Bystanders help pull man from burning Oyster River cabin, saving his life

Two men have been credited with risking their lives to save a man trapped by flames in his Oyster River cabin. The fire, reported about 7:40 p.m.
TC_147092_web_web_oysterriver_fire.jpg
Fire destroyed a cabin in Oyster River on Saturday, Feb. 6, 2021. CAMPBELL RIVER RCMP

Two men have been credited with risking their lives to save a man trapped by flames in his Oyster River cabin.

The fire, reported about 7:40 p.m. Saturday, engulfed a small cabin nestled among old-growth trees on a property on Salmon Point Road in Oyster River.

One of the first people on the scene was Doreen Stobbe, whose house is 15 metres away.

She saw smoke and flames pouring out of the rustic one-room cabin, the home of her 49-year-old son, Shad Stobbe.

“I feared for my son, as he was always a heavy sleeper,” said Stobbe, who operates B&B and Cabin Salmon Point.

“I couldn’t get in because the door was locked, so I was hollering and banging on the windows in the hope of waking him up.”

Her 21-year-old grandson Jake Stobbe, her son’s nephew, eventually broke down the door, but was beaten back by thick smoke and flaming timbers falling from the ceiling.

They went around the back of the cabin, where they found Shad with just his head out of a window that measured about 46 centimetres wide.

“The thought that was going through my head was that I was going to watch my son die before my eyes,” Stobbe said.

With the flames approaching and no other way out, Jake Stobbe and Scott Gibson, 49, a guest at the bed and breakfast, together ripped the window frame from the wall, creating an opening large enough to extricate Shad.

“They grabbed his arms and pulled him out,” Doreen Stobbe said.

Volunteer members of Oyster River Fire Rescue arrived in two trucks eight minutes after the ­initial call.

Fire Chief Bruce Green credits the swift response to the fact that members had concluded their annual banquet — conducted this year on Zoom — just minutes before the call came in.

Once the 25 firefighters arrived at the fire station, it took them just a few minutes to travel four kilometres to the fire.

An investigation into the cause of the fire begins today, but the suspicion is that it likely started as a chimney fire.

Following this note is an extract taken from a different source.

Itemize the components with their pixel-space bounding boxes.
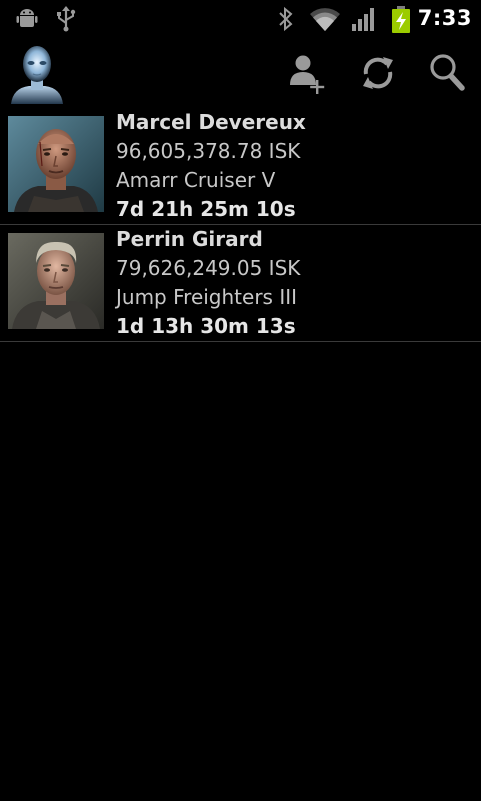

“In the rural areas around here, the majority of people heat with wood,” Green said. “We typically see between 10 to 15 chimney fires a year.”

He recommends people who heat with wood get their chimneys cleaned at least once a year and more often if the fireplace is used year-round. He also stressed the importance of equipping homes with at least one working smoke detector.

“It is a very simple thing that saves lives. In this case, the outcome could have been very different.”

Not only did the fire destroy the structure, but the flames licked at the surrounding mature trees.

“We were fortunate this fire happened in the winter. It would have been a much different story had this taken place in the summer,” Green said.

Shad Stobbe remains in hospital. Surgery was planned for Monday evening to treat deep second-degree burns to his back.